Coffee lovers, brace yourselves! The caffeine landscape is shifting dramatically, marked by unprecedented arabica prices and fluctuating robusta trends. Dive into the latest insights and forecasts that could impact your morning brew.
As of Friday’s close, March arabica coffee (KCH25) surged by +4.45 to reach an impressive +1.19%, while March ICE robusta coffee (RMH25) saw a slight decline, hitting -16 (-0.28%). This mixed market performance hints at bigger trends affecting coffee prices globally, especially with arabica reaching an all-time near futures high.
Global Supply Concerns
One of the primary drivers behind the rising arabica prices is the alarming forecast from Conab, Brazil’s government crop forecasting agency. The recent report projected that Brazil’s coffee crop for 2025/26 would drop by 4.4% year-on-year, impacting the supply chain with an expected yield of just 51.81 million bags—marking a three-year low. Moreover, Conab has revised its 2024 estimates down to 54.2 million bags from 54.8 million, exacerbating fears of a dwindling coffee supply.

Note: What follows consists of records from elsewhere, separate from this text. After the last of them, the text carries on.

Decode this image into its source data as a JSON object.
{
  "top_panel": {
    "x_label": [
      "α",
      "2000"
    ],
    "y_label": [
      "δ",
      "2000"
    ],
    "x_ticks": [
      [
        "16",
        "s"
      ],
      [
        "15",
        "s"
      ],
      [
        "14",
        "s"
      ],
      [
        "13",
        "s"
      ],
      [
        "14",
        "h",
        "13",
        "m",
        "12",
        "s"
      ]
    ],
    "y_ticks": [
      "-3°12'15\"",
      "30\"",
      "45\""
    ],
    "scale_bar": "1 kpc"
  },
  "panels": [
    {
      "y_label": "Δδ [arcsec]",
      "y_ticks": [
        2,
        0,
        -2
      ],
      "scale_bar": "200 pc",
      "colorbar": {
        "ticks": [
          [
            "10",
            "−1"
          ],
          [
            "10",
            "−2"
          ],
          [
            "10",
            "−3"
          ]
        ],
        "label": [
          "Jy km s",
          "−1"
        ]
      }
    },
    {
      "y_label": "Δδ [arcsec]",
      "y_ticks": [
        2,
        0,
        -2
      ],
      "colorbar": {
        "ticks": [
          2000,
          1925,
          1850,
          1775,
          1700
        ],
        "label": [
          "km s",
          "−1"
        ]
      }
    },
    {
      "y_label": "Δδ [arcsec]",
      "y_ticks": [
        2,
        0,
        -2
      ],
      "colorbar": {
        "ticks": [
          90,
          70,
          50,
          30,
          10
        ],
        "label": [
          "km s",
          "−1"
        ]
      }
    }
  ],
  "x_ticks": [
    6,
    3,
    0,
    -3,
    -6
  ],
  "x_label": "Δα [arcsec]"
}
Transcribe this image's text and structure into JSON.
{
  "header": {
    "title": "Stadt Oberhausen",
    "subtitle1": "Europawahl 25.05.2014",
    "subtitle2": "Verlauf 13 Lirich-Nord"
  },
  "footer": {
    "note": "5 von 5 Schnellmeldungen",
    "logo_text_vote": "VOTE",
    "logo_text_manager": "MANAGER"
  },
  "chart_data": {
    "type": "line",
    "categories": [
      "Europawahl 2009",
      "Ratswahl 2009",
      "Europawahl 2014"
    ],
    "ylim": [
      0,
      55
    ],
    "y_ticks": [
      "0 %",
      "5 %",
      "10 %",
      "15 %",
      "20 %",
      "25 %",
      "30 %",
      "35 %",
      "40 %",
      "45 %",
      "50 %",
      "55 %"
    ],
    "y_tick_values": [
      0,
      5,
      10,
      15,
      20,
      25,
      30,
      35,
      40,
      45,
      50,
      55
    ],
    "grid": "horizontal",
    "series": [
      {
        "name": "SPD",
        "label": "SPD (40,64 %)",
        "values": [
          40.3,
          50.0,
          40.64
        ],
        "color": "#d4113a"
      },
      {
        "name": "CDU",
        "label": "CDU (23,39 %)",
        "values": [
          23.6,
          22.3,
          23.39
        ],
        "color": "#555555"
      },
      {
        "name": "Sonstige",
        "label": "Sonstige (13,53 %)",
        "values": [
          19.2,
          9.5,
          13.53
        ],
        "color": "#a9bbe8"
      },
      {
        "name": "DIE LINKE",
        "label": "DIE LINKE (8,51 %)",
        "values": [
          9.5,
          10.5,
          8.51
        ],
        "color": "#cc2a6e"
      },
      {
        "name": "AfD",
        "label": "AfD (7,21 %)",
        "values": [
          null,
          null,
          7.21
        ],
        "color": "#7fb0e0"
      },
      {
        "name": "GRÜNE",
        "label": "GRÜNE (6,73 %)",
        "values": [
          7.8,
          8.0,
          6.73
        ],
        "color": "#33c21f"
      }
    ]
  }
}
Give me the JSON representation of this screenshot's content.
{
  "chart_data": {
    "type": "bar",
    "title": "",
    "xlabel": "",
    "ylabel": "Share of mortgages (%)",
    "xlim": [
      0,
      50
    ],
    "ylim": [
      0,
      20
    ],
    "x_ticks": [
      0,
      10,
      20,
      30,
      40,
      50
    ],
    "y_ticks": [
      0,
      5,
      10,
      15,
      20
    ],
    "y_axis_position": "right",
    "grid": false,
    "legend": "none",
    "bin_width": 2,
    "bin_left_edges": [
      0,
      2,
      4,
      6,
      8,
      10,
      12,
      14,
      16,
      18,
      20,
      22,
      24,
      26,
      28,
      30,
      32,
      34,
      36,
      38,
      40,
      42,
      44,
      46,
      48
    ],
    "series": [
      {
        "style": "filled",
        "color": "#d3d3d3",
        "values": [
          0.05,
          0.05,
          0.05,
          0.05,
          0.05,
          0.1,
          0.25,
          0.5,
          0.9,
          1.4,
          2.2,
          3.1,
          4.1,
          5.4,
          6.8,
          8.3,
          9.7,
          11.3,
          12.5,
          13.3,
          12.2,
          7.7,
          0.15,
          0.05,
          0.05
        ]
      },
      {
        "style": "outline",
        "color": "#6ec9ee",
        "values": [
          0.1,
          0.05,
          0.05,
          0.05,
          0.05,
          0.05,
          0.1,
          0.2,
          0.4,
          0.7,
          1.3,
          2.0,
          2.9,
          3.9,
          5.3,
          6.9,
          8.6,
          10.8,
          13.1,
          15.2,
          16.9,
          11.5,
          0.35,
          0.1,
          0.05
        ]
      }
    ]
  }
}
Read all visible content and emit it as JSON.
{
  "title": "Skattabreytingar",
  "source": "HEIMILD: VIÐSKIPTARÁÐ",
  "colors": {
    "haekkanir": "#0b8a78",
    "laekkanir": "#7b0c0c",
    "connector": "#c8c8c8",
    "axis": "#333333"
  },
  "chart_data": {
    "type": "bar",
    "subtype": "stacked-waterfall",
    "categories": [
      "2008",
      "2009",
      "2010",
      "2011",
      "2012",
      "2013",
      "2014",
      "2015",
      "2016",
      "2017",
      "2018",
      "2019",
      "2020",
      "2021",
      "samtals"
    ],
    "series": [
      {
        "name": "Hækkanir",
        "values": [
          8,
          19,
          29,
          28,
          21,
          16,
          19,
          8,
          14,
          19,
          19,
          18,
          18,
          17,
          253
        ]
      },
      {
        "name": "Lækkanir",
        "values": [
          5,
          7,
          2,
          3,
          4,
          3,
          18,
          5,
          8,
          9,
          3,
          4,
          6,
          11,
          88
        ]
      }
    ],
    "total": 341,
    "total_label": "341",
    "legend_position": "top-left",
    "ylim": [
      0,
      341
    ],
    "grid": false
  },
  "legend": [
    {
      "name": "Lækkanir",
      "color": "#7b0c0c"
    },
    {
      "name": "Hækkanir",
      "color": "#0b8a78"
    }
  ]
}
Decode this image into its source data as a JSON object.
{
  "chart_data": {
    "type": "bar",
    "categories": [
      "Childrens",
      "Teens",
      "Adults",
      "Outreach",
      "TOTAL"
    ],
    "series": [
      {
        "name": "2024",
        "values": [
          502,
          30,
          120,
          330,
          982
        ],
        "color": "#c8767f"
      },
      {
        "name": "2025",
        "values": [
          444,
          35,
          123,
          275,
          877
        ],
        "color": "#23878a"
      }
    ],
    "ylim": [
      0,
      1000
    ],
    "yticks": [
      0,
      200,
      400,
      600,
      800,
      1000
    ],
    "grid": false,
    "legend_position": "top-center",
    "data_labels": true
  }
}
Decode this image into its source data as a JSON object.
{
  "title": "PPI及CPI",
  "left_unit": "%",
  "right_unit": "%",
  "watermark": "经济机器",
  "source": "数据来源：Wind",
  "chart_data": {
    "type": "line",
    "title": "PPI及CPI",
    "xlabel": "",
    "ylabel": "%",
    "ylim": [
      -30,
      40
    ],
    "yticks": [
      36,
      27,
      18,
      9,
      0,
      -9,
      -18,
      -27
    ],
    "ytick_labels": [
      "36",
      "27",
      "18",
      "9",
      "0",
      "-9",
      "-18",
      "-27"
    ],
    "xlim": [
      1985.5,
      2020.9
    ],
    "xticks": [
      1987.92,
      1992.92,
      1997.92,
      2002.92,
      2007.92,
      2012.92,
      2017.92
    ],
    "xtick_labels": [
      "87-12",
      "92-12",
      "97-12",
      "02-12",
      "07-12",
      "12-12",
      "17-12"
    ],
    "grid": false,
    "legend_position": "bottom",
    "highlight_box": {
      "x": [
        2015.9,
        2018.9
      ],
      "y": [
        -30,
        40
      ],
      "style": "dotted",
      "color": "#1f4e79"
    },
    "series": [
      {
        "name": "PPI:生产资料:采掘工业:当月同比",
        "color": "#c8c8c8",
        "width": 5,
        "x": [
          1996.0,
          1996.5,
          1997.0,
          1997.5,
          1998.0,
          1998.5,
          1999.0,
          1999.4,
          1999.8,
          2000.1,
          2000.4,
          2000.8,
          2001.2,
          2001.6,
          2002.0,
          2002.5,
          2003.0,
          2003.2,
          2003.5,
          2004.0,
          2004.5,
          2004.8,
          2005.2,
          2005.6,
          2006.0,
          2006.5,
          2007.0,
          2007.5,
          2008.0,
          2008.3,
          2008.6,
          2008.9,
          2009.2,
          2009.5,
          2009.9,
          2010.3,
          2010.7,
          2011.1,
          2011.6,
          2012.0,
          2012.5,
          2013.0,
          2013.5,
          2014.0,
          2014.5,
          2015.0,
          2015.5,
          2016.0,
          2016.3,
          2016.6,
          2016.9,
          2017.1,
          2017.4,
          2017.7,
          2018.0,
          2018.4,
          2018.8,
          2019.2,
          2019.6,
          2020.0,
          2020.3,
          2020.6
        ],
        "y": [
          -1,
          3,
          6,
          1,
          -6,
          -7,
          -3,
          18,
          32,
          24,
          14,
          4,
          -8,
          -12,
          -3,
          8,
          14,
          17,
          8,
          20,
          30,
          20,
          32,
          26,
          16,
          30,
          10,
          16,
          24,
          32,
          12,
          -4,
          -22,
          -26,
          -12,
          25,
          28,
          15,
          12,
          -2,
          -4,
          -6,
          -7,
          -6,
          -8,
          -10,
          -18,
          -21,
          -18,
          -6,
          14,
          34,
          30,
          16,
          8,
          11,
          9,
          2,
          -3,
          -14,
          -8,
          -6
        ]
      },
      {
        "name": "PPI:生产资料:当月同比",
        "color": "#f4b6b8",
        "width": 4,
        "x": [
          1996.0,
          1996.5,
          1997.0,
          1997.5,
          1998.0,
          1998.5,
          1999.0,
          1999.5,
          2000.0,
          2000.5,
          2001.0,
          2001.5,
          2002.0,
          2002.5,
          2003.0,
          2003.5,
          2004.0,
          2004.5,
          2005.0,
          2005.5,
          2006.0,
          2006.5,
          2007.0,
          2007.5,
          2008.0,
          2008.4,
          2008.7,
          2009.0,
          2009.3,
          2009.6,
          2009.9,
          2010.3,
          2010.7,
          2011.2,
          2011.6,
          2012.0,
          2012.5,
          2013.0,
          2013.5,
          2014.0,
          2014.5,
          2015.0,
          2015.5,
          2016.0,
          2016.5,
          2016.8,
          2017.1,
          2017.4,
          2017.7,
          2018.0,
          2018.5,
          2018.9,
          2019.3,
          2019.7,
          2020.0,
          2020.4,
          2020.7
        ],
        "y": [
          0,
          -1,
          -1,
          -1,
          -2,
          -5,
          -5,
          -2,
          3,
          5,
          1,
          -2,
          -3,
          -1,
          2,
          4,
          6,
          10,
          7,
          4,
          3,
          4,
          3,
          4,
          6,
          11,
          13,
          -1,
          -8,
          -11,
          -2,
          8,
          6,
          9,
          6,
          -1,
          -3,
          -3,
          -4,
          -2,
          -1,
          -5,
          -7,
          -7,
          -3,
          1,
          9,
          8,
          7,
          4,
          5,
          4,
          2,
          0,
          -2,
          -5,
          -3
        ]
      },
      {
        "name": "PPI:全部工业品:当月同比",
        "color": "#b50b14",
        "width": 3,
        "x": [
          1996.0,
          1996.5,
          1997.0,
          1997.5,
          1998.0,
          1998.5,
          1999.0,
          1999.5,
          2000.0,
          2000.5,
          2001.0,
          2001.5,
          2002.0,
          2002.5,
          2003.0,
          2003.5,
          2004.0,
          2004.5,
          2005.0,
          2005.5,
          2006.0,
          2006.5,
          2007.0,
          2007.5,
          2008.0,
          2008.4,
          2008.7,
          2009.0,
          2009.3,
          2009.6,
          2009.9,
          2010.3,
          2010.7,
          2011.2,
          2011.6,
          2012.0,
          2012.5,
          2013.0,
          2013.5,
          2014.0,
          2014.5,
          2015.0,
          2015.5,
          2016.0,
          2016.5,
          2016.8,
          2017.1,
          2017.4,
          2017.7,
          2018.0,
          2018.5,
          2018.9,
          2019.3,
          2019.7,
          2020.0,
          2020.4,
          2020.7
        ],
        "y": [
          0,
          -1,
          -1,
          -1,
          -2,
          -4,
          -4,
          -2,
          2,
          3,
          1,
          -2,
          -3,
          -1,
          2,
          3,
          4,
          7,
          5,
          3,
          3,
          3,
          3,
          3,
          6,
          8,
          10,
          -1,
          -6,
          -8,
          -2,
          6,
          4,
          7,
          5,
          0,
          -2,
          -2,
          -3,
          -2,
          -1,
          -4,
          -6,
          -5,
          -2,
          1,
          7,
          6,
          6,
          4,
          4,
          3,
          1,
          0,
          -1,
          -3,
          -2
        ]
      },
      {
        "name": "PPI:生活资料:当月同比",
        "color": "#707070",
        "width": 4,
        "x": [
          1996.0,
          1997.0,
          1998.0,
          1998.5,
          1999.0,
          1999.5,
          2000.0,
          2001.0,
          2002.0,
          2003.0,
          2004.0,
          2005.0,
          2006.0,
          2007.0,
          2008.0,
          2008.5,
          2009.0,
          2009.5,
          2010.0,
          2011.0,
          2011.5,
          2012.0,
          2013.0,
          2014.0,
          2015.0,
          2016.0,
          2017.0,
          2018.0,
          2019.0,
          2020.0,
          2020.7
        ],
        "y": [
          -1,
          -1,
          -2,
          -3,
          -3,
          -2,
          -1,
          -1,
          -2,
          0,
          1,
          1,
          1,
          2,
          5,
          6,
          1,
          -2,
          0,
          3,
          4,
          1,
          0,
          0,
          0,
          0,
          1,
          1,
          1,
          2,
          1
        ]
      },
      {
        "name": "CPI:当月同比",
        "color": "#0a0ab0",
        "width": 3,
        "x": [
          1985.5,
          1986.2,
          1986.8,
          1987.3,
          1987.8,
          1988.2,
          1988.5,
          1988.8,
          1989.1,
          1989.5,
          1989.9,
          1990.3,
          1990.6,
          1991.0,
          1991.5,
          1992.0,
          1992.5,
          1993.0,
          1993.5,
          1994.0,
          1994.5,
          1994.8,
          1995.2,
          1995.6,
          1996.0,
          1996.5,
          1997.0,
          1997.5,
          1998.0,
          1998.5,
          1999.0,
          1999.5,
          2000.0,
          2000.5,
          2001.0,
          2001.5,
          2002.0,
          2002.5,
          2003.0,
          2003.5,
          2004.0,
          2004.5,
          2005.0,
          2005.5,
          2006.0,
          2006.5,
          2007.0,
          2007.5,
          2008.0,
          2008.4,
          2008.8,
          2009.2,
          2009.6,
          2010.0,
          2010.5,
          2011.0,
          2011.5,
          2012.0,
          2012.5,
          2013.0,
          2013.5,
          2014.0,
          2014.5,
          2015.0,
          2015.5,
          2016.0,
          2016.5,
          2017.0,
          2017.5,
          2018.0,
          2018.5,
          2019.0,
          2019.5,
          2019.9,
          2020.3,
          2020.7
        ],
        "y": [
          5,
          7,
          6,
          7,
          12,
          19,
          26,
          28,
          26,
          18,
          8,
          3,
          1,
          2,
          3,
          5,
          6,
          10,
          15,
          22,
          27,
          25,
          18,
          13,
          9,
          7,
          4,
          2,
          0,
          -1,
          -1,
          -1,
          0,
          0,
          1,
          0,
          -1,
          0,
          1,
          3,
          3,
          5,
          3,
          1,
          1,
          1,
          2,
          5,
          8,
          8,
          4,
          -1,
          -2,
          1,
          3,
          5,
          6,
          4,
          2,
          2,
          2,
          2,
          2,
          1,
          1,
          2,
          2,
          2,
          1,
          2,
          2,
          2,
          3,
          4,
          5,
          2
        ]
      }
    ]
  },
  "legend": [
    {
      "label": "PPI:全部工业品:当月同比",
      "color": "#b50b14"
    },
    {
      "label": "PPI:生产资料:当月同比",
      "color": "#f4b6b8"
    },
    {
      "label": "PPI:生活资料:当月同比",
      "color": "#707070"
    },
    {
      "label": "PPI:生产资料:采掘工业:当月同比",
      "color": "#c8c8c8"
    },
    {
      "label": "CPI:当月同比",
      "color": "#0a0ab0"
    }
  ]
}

Climate Impact on Crop Yields
Compounding these supply concerns, unfavorable weather conditions in Brazil have taken a toll on coffee production. The forecast by Somar Meteorologia revealed that the key arabica-growing region of Minas Gerais received a mere 53% of its typical rainfall last week, totaling just 26.5 mm. This decline in precipitation is part of a worrying trend; since April of last year, rainfall has been consistently below average, undermining essential flowering stages and posing threats to the upcoming crop.
The ongoing effects of El Niño have further strained coffee crops in South and Central America. This past year, Brazil has endured its driest weather since 1981, as reported by Cemaden, raising significant concerns about the health of coffee trees. Additionally, Colombia is starting to recover from its own El Niño-induced drought, but progress is slow.
Fund Buying and Market Reactions
In the backdrop of these challenges, global coffee supply concerns have led to increased fund buying, thereby supporting Coffee prices. As of December 17, Volcafe’s projection for Brazil’s 2025/26 arabica crop was reduced to 34.4 million bags, a staggering 11 million bags lower than previous estimates due to the impact of drought. This has contributed to a projected global deficit of -8.5 million bags for arabica coffee in 2025/26—a significant increase from the earlier -5.5 million bag deficit for 2024/25. Notably, this marks the fifth consecutive year of deficits.
Robusta Market Dynamics
On the other hand, robusta coffee prices are seeing support from declining production figures. Vietnam, the world’s largest producer of robusta coffee, reported a dramatic -20% drop in production for the 2023/24 crop year, resulting in the smallest crop in four years, at 1.472 MMT. This downward trend is also echoed in the USDA FAS’s projections, which predict a slight decrease in Vietnam’s robusta production for the upcoming 2024/25 marketing year to 27.9 million bags. Alongside this, Vietnam’s coffee exports dipped by -17.1% year-on-year to 1.35 MMT.
Nonetheless, there’s a silver lining on the horizon, as the Vietnam Coffee and Cocoa Association recently increased its 2024/25 coffee production estimate to 28 million bags, signaling potential recovery in the robusta sector.
The coffee market is navigating uncertain waters, shaped by climatic challenges and changing production forecasts. With arabica prices on the rise due to supply constraints and robusta pricing under pressure from reduced outputs, both consumers and industry players must stay informed to make savvy coffee-related decisions.
Will your coffee choice be impacted by these market shifts? Share your thoughts below!